One reason for this potent divide is that an entire Weltanschauung can be packaged into a joke of only a few words: the tiny fragments of scaffolding that make up a joke -- a few pieces of rusted pole and an odd-looking twisty device that holds sections of pole together -- can also house nearly endless boxes of information, whole libraries of sentimental and political-philosophical books, lengthy corridors lined with portraits, picture galleries and treasuries of old videos and film clips, and Grandma in her rocking chair by a roaring fire. If you approach a joke without similar furnishings and gimcracks, you're left with a useless, empty, and terribly small frame.
Another reason is a less positivist version of the first (or really, more positivist, because it relies not on Danielewskian architecture, but on visible or reproducible or nameable ploys to evoke the negative): the joke expands into commentary and comedy not just out of what we have but what we pretend or think we don't have.

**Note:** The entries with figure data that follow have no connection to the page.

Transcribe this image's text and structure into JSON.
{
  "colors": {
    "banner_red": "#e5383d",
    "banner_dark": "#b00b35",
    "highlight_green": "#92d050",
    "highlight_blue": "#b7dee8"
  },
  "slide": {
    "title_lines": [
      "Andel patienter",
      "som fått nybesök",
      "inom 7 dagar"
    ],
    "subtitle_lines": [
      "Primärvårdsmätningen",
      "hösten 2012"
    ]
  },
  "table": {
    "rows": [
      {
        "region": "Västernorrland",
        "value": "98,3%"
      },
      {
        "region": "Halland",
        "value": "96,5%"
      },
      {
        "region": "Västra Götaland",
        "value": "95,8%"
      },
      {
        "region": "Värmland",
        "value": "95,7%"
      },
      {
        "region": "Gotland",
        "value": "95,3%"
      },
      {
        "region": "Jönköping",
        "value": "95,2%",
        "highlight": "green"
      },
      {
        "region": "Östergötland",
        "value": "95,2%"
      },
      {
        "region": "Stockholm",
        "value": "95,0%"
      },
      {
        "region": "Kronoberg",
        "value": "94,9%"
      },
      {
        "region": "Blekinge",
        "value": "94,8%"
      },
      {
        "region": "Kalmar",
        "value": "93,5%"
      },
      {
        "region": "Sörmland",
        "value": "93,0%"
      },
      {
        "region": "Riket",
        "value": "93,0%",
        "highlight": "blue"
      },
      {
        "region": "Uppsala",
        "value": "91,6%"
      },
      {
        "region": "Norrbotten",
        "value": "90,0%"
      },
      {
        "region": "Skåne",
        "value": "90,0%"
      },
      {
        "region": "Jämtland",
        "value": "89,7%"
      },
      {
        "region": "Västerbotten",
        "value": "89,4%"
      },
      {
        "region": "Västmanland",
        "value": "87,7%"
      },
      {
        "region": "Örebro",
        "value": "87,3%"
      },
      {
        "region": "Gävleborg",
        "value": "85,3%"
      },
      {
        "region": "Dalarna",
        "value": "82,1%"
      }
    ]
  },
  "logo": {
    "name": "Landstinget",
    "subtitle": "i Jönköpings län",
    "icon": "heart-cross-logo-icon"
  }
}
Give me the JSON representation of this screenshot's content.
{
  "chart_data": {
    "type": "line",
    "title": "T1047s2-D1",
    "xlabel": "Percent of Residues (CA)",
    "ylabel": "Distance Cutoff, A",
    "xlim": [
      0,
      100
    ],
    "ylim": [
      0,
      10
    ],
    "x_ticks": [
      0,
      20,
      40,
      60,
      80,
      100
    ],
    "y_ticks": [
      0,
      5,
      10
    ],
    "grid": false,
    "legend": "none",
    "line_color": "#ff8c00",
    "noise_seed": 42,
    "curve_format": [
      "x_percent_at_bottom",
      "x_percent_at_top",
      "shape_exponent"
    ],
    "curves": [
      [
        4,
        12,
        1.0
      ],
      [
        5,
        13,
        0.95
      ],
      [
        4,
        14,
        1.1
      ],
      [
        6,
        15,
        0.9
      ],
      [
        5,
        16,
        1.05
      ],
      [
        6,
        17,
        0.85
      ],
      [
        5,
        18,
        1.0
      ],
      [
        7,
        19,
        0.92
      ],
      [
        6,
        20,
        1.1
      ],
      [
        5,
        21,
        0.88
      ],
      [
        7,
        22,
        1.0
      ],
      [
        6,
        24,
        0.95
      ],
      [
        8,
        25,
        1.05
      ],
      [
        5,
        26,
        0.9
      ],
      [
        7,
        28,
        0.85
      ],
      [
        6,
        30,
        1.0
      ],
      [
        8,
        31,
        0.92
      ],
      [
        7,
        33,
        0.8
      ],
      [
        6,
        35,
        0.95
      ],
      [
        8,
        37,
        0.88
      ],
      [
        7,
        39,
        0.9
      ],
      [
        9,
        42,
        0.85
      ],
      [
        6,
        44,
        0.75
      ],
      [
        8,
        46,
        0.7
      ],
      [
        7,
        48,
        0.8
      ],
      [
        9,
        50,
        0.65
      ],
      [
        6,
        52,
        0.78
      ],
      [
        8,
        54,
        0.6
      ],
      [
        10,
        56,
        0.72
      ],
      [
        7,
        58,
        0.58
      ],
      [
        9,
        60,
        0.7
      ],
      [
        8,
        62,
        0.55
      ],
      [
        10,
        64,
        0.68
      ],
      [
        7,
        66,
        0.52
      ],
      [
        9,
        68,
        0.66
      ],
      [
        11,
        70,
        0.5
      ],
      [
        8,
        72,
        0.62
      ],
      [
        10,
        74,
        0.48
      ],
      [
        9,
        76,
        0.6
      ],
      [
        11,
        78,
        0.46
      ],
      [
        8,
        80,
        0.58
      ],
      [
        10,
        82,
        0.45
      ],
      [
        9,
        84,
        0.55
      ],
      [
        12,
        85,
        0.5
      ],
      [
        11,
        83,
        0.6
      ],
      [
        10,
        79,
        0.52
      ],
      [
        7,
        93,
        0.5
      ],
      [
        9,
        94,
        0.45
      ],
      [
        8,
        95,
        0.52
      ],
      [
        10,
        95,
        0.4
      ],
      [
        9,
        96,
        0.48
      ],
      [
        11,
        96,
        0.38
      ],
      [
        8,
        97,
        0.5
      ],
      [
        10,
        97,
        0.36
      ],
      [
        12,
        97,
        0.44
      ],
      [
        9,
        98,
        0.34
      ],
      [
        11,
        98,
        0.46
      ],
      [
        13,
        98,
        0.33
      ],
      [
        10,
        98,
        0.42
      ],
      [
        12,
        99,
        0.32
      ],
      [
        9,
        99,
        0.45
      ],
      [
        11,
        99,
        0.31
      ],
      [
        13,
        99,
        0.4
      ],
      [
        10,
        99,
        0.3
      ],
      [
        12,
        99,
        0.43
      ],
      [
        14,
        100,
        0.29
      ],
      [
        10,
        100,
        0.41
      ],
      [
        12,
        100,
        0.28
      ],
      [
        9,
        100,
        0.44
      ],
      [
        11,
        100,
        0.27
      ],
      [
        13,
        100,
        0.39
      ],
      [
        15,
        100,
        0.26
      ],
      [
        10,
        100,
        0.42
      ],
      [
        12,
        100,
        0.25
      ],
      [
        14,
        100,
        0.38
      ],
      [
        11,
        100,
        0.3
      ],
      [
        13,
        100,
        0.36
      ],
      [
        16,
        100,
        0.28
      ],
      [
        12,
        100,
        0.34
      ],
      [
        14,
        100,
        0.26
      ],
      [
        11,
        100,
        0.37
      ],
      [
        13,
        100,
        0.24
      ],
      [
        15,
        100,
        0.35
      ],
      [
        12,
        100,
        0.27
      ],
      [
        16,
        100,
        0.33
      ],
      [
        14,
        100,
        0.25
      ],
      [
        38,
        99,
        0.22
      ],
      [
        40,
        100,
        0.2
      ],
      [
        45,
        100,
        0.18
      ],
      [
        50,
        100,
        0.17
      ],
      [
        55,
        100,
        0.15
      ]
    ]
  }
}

The defensive functions, for example, of denial, so usefully employed by so many of the birthers who insist, sincerely, that they are not racists; their sincerity is not a function of integrity but a product of total submission to denial, and so their jokes are ones they can share with their (imaginary, or otherwise depressed and frustrated) "black friends". If the psychology of defensive functions, of denial and reaction formation and repression, of compromise and displacement. which can construct out of a few snippets of words a system of the world and an appreciation of that world by infiltrating the spaces between the words and in the words with the materials of the unconscious without even necessarily being aware that you are doing this, are not your cups of tea, then the joke still hinges at the unspoken and the unspeakable, the actively-forgotten; and if this isn't your cup of tea either, then take your thirst somewhere else.
I know you're asking: how is any of this different from the response to any art or any "text"? I really wish you wouldn't ask that, you bastards. To come up with an answer would be to come up with a final definition of comedy. I can offer two (non)answers. The first is that there is no quantitative difference, just a qualitative one, to which you are guided by the structure and the paradigms (or, really, the repertoire of paradigms) in comedy: surprise, reference and quotation, incongruity, etc., which designate the aesthetic experience a comedic one. The second is that comedy, unlike other forms, sustains an ambiguity within the resolution, where the dynamics of the ambiguities are not fully explained by the end result and yet remain decisive, whereas with other arts or other "texts" there is a completion which is suspended where the joke is decisive, and finalised where the joke presents only a blank stare.
Which is the same type of stare you're giving the screen right now, right?